Create an engine to run a model
To run a model, you need to create a worker. A worker is the engine that breaks the model down into runnable tasks. It schedules the tasks to run on a backend, such as the graphics processing unit (GPU) or central processing unit (CPU).
Create a Worker
Use new Worker(...)
to create a worker. You must specify a backend type, which tells Inference Engine where to run the worker and a runtime model.
For example, the following code creates a worker that runs on the GPU with Inference Engine compute shaders.
using UnityEngine;
using Unity.InferenceEngine;
public class CreateWorker : MonoBehaviour
{
ModelAsset modelAsset;
Model runtimeModel;
Worker worker;
void Start()
{
runtimeModel = ModelLoader.Load(modelAsset);
worker = new Worker(runtimeModel, BackendType.GPUCompute);
}
}
Backend types
Inference Engine provides CPU and GPU backend types.

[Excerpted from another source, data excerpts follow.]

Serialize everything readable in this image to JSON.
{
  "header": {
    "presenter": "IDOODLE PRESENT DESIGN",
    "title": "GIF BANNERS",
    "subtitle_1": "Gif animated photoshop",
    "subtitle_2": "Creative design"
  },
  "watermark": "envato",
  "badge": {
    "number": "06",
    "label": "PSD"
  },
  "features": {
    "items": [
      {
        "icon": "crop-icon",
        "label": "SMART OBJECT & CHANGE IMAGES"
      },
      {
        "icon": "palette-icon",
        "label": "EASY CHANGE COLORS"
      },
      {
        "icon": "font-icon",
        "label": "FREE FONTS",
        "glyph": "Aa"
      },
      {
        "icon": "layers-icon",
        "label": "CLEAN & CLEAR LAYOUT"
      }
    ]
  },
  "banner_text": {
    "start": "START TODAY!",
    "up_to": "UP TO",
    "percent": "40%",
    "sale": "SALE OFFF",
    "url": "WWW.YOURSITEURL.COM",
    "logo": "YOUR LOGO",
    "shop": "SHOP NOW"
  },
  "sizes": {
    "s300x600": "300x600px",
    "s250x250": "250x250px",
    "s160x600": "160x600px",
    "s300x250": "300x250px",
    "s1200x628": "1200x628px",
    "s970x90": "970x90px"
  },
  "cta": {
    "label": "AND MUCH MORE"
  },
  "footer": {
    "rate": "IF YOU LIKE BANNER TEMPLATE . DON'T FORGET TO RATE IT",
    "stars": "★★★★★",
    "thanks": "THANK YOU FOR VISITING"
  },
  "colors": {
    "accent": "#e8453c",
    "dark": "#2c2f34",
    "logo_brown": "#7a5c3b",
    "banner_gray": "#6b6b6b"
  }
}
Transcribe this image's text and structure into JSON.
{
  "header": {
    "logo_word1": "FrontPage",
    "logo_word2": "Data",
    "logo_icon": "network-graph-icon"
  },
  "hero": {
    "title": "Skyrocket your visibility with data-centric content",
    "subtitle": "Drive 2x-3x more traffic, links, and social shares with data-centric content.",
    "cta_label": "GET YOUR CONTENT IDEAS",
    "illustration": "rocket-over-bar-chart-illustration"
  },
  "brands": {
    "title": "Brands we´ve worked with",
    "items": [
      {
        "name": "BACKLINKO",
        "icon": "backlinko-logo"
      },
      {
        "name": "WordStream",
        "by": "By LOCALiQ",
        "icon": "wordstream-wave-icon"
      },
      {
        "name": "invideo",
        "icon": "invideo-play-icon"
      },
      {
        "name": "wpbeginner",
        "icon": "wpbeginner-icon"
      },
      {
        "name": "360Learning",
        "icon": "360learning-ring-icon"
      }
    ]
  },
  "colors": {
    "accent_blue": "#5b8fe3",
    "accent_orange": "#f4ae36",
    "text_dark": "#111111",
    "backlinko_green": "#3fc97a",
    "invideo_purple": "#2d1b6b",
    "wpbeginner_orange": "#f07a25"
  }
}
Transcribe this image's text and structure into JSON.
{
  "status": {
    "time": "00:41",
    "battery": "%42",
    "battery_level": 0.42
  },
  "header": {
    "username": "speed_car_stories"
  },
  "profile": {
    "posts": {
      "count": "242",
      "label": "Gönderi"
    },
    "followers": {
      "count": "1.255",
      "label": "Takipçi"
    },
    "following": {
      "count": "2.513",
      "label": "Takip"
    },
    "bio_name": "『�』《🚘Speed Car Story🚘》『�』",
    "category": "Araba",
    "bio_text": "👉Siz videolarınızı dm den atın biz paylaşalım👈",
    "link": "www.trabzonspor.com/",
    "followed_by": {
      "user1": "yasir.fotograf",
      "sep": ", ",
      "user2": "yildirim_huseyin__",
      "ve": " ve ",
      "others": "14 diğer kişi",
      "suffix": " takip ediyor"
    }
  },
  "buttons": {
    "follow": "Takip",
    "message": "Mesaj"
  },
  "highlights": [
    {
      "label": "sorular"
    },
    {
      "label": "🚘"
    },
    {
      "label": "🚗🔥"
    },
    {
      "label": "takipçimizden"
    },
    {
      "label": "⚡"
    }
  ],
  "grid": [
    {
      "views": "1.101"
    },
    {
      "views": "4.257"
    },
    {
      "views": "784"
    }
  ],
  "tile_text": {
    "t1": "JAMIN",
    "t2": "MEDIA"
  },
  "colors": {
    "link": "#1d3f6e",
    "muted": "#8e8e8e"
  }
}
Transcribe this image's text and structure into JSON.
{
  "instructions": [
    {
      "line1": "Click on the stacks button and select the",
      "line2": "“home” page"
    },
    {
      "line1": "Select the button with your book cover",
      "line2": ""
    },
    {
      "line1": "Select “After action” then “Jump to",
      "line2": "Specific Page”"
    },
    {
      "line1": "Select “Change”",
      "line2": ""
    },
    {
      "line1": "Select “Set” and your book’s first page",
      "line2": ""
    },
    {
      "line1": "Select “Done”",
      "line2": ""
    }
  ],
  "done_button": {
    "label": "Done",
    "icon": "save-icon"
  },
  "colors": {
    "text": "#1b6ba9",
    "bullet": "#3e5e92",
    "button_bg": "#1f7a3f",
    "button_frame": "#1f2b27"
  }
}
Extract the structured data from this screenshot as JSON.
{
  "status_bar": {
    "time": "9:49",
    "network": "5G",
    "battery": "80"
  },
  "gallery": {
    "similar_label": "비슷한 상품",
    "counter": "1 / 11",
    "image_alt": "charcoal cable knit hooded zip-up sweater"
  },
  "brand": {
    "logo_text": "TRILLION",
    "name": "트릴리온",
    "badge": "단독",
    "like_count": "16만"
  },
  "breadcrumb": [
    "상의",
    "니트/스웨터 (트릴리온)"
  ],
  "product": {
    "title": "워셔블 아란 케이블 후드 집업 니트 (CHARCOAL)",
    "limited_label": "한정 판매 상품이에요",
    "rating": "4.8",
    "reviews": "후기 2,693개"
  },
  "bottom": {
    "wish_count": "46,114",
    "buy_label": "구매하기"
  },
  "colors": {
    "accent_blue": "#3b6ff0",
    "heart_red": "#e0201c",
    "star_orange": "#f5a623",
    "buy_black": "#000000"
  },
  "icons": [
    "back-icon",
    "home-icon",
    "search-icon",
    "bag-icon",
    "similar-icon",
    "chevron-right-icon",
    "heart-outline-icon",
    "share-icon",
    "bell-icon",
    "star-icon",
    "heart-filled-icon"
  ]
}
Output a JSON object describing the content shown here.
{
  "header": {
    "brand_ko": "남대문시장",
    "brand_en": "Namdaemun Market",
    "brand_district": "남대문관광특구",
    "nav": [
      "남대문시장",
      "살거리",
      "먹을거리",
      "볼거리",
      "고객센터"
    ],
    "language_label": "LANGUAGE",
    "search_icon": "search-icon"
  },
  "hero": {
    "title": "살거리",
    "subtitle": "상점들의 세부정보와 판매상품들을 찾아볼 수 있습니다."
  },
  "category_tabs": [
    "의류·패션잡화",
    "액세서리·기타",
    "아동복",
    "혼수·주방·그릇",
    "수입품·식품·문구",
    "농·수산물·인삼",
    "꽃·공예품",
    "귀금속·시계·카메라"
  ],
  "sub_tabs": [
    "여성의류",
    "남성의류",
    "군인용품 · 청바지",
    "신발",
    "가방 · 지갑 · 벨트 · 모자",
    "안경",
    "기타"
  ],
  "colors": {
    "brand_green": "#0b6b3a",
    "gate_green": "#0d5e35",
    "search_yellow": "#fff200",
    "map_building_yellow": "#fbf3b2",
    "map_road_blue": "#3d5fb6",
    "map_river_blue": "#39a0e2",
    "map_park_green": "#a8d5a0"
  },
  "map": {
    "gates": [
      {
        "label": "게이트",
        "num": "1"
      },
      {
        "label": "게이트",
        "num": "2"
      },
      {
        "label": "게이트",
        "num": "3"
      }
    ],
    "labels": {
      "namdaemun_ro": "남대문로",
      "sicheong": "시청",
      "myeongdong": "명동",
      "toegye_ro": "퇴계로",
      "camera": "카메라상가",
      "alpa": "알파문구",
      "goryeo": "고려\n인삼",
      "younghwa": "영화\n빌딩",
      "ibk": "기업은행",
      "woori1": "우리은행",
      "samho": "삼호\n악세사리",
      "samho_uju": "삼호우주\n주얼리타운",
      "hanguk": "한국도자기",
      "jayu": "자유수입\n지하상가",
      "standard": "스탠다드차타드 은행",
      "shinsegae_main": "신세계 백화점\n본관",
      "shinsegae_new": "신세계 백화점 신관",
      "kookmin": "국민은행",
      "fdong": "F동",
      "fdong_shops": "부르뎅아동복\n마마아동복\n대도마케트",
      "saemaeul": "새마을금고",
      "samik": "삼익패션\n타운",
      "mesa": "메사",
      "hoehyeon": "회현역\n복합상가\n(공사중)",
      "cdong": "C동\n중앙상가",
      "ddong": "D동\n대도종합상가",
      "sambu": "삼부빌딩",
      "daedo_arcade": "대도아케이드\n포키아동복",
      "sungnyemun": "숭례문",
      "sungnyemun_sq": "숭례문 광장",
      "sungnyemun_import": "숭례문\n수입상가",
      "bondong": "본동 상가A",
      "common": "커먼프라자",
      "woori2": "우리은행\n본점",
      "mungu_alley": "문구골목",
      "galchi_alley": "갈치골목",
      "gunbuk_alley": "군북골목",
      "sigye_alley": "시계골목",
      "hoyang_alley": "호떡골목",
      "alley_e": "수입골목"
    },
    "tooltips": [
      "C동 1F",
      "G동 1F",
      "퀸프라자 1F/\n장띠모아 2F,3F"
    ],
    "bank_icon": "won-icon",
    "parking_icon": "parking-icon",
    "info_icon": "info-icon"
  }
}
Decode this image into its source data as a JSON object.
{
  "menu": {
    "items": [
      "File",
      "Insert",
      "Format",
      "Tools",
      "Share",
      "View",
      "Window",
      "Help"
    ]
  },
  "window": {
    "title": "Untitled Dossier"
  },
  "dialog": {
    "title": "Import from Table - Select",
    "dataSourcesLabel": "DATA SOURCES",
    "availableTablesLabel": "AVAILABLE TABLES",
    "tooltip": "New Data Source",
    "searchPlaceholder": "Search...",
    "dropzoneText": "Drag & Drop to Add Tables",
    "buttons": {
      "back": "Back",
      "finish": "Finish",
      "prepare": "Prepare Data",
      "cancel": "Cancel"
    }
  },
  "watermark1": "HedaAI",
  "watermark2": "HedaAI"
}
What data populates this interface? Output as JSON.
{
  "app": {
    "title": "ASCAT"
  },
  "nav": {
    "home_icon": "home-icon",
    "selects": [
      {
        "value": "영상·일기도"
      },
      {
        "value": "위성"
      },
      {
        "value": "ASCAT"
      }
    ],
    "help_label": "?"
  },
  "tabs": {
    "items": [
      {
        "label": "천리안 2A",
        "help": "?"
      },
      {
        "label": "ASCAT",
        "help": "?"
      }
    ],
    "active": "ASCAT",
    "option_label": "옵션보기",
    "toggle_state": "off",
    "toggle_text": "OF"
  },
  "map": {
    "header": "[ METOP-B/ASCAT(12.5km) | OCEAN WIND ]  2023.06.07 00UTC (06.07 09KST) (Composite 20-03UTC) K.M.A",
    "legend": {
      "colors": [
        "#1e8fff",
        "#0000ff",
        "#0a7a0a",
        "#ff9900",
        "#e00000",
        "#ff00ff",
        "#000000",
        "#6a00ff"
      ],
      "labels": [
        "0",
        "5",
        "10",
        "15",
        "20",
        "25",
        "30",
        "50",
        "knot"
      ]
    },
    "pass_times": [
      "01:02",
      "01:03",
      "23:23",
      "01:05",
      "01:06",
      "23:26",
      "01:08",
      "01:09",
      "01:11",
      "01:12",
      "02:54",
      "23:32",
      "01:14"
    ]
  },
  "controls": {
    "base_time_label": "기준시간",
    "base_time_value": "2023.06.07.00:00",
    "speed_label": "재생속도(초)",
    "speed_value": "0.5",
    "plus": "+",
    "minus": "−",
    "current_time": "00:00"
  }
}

To understand how Inference Engine runs operations with the different backends, refer to How Inference Engine runs a model.
If a backend type doesn't support an Inference Engine layer in a model, the worker will assert. For more information, refer to Supported ONNX operators.
BackendType | Usage |
---|---|
BackendType.CPU |
- Faster than GPU for small models or when inputs/outputs are on the CPU. - On WebGL, Burst compiles to WebAssembly, which may result in slower performance. For more information, refer to Getting started with WebGL development. |
BackendType.GPUCompute |
- Generally the fastest backend for most models. - Avoids expensive data transfer when outputs remain on the GPU. - Uses DirectML for inference acceleration when running on DirectX12-supported platforms. For more information, refer to Supported ONNX operators. |
BackendType.GPUPixel |
- Use only on platforms that lack compute shader support. - Check platform support using SystemInfo.supportsComputeShaders. |
The speed of model performance depends on the platform's support for multithreading in Burst, its full support for compute shaders, and the resource usage of the game or application.
To understand a model's performance, it’s important to Profile a model.